A clear majority of Americans, 67 percent, are opposed to considering race and ethnicity in college admissions, instead saying that students should be admitted solely based on merit, according to a recent Gallup poll.
Researchers surveyed nearly 4,400 adults and found that 67 percent said an applicant should be admitted to a college only based on merit, even if that means there would be fewer minorities on campus. The percentage was the highest for the white population, with three-quarters of respondents favoring merit-based admissions policies.
The majority of Hispanics favored merit-based admissions policies, while a slight majority of black respondents – 48 percent – said they think an applicant's racial and ethnic background should be considered.
The survey came in the midst of the Supreme Court's ruling on a case brought forth by a white applicant who was denied admission to the flagship campus of the University of Texas system. The applicant, Abigail Fisher, alleged she was denied admission to the Austin campus due to the school's affirmative action admissions policy.
While the court did not strike down affirmative action at the university, it punted the case back to a lower court, saying the admissions policy needed to be more strictly scrutinized.
"The recent University of Texas case suggests the issue is far from settled," a report on the poll says.
Gallup has surveyed Americans about race in college admissions two other occasions: once in 2003, when the Supreme Court ruled against a policy at the University of Michigan that awarded minority applicants extra "points," and again in 2007, when the court struck down racial quotas in public K-12 schools.
Americans' views on affirmative action programs related to college admissions have remained relatively consistent over the years. In 2003 69 percent of respondents favored a merit-based approach. This figure was 70 percent in 2007.

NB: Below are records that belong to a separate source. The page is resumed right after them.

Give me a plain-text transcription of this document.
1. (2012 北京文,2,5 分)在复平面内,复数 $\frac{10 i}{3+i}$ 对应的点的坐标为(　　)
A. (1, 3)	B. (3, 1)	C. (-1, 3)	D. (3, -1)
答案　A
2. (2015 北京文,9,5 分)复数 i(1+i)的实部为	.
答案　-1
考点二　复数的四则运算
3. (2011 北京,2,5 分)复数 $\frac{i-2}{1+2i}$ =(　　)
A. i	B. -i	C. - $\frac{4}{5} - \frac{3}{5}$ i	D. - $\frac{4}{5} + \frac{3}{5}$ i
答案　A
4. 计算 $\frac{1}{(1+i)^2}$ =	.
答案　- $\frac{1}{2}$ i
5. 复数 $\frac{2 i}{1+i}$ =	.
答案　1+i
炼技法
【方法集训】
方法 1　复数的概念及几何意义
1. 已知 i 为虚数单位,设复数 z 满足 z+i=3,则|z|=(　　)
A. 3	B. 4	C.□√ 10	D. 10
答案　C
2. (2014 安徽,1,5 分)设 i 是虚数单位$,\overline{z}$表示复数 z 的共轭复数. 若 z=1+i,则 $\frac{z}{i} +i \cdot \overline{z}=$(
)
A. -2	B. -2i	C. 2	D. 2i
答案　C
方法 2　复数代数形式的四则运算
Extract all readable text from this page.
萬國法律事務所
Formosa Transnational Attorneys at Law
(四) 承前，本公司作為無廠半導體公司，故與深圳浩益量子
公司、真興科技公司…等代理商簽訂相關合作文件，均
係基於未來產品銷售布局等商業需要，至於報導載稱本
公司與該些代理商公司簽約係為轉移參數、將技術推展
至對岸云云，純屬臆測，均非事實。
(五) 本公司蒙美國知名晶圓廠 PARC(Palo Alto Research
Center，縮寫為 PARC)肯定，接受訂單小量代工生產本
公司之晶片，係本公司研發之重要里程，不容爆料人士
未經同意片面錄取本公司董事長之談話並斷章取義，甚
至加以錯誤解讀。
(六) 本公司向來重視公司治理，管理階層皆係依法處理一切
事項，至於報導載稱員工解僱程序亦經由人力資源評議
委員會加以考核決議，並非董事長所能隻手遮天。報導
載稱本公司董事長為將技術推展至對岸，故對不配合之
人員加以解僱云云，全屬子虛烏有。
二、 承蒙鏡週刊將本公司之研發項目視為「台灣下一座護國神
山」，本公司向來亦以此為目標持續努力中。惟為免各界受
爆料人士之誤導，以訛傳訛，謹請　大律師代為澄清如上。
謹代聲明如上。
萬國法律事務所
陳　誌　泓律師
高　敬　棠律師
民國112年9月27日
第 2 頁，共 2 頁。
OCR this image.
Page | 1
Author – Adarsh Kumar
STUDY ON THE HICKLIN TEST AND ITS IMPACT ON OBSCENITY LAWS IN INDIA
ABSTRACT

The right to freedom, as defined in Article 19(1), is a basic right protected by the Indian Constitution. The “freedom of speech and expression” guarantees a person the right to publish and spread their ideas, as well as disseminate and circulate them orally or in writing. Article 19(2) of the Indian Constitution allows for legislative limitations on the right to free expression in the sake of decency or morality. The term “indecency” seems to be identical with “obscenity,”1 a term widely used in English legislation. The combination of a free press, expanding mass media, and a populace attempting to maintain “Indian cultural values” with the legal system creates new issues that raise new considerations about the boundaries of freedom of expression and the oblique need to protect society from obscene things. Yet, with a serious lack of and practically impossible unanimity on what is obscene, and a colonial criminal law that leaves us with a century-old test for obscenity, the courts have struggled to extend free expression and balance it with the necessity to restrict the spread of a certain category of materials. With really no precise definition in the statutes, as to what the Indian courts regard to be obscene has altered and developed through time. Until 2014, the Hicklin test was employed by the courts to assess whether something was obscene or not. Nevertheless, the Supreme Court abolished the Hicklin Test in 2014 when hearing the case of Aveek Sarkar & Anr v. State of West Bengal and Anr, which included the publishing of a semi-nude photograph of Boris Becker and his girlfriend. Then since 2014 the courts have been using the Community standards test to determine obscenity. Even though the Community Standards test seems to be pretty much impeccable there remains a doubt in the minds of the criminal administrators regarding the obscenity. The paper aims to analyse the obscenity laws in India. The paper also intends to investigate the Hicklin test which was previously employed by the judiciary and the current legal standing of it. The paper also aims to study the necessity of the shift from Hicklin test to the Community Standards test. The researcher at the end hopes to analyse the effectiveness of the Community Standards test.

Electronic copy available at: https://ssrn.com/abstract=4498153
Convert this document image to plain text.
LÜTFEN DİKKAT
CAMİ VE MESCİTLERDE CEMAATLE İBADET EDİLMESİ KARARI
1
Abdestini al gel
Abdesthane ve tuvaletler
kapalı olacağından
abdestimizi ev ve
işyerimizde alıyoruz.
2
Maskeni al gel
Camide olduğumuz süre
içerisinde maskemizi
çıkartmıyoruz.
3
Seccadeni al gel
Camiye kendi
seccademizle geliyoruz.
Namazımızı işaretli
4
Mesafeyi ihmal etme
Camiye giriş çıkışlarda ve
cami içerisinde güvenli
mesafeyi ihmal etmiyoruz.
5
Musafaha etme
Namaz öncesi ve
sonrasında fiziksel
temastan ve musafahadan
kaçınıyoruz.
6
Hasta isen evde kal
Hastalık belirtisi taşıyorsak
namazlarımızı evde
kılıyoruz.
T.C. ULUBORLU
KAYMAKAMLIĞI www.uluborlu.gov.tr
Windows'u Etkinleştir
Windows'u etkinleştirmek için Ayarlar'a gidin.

Although most Americans oppose affirmative action policies in college admissions, the poll found that the majority still supports affirmative action in general. A question asking respondents if they favored "affirmative action programs for racial minorities" showed that 58 percent in total agreed.
A slight majority of whites, about three-quarters of blacks and more than two-thirds of Hispanic respondents favored affirmative action programs more generally.
"Americans are not averse to having the government take steps to help improve the conditions of minority groups in the United States, and in a broad sense express support for affirmative action programs," the report says.